Not quite enough abstraction Brad Lucier (26 Jan 2002 08:10 UTC)
Re: Not quite enough abstraction Jussi Piitulainen (28 Jan 2002 12:21 UTC)
Re: Not quite enough abstraction David Rush (28 Jan 2002 12:39 UTC)
Re: Not quite enough abstraction Jussi Piitulainen (28 Jan 2002 16:01 UTC)
Re: Not quite enough abstraction David Rush (28 Jan 2002 16:51 UTC)
Re: Not quite enough abstraction Jussi Piitulainen (29 Jan 2002 09:05 UTC)
Re: Not quite enough abstraction Noel Welsh (29 Jan 2002 12:31 UTC)

Re: Not quite enough abstraction Jussi Piitulainen 28 Jan 2002 12:21 UTC

Brad Lucier writes:

> This is a side comment about this SRFI.

That reminds me - I've forgotten to post the revision. I'll try not to
forget it again.

> I'm working with fMRI data, which consists of a time series of
> volumes, of slices, of rows, of pixels, of complex numbers.  Just
> what an array SRFI should help with.
[...]
> So I looked at Alan Bawden's code and this SRFI.  And it turns out
> that neither is at a high enough abstraction level to really
> simplify my life.

They are essentially the same.

I think I have a good answer to your concern about working at the
level of individual elements. The answer is that these operations are
just the primitives that should be used to write the higher level
operations. I have written versions of transpose, map, append along
any dimension, and some others. No reduce or scan yet. (I got these
names from Iverson's Turing lecture.)

I have nothing on arrays with restricted element types like floats.
That may be a weakness in the current proposal, but it seems to be
that there would be problems of specification. Should a map over a
vector of floats always produce a vector of floats, for example?

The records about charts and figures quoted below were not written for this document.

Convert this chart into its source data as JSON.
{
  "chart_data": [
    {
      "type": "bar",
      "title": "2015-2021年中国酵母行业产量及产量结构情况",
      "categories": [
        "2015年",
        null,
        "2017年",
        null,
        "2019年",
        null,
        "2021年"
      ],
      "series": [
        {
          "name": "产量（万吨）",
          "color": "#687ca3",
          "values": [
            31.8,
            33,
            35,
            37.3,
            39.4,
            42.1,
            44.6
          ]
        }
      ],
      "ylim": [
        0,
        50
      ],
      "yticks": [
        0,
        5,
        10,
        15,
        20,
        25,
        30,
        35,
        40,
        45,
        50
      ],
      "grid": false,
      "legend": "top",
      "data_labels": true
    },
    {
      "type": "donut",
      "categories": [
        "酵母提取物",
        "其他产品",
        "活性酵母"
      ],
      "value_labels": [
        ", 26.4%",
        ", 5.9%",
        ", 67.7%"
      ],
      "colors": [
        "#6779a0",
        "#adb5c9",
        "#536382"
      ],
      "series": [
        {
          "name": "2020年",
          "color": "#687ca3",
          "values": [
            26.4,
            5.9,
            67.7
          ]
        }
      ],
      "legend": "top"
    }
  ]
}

> Both work too much at the "move a word around" level of programming.
> Both assume that there are underlying arrays that are mutable, you
> can set! elements of the arrays, the underlying arrays are generic
> containers (vectors, not f64vectors or f32vectors, ...), etc.

[...]

> And I see now that a multi-dimensional version of abstract-vector is
> what I need for my current purposes. It's unfortunate that the
> current SRFI can't fulfill my needs as usefully, but that's the way
> things go.

Would the inclusion of map and reduce and the like change your
perception, or is support for restricted vector types essential? And
if the latter is essential, would an implementation using just that
type be sufficient, or is essential to be able to mix and match
different type backing vectors?

I do not mean to include higher level operations in the specification.
The point is just that the primitives are meant to be suitable for
their implementation, and I think they are, save things like redundant
error checking.

> To make things precise, I've included my old code at the end of this
> message.  It uses the define-structure extension of Gambit-C and a
> few Gambit-C declarations to speed things up.  As you can see, there
> are no low-level (word level) operations, but for the most part, you
> don't really need them.  Note also abstract-vector->vector, which
> fixes a concrete representation of an abstract-vector so that one
> can use a fixed, precomputed, representation of an abstract vector.

I think element level access is needed to implement higher levels. It
would be interesting to try to rework everything to do only the index
arithmetic and not hide the backing vector, but I'm sure I don't have
the time now.

The next question will be whether to finalize or withdraw.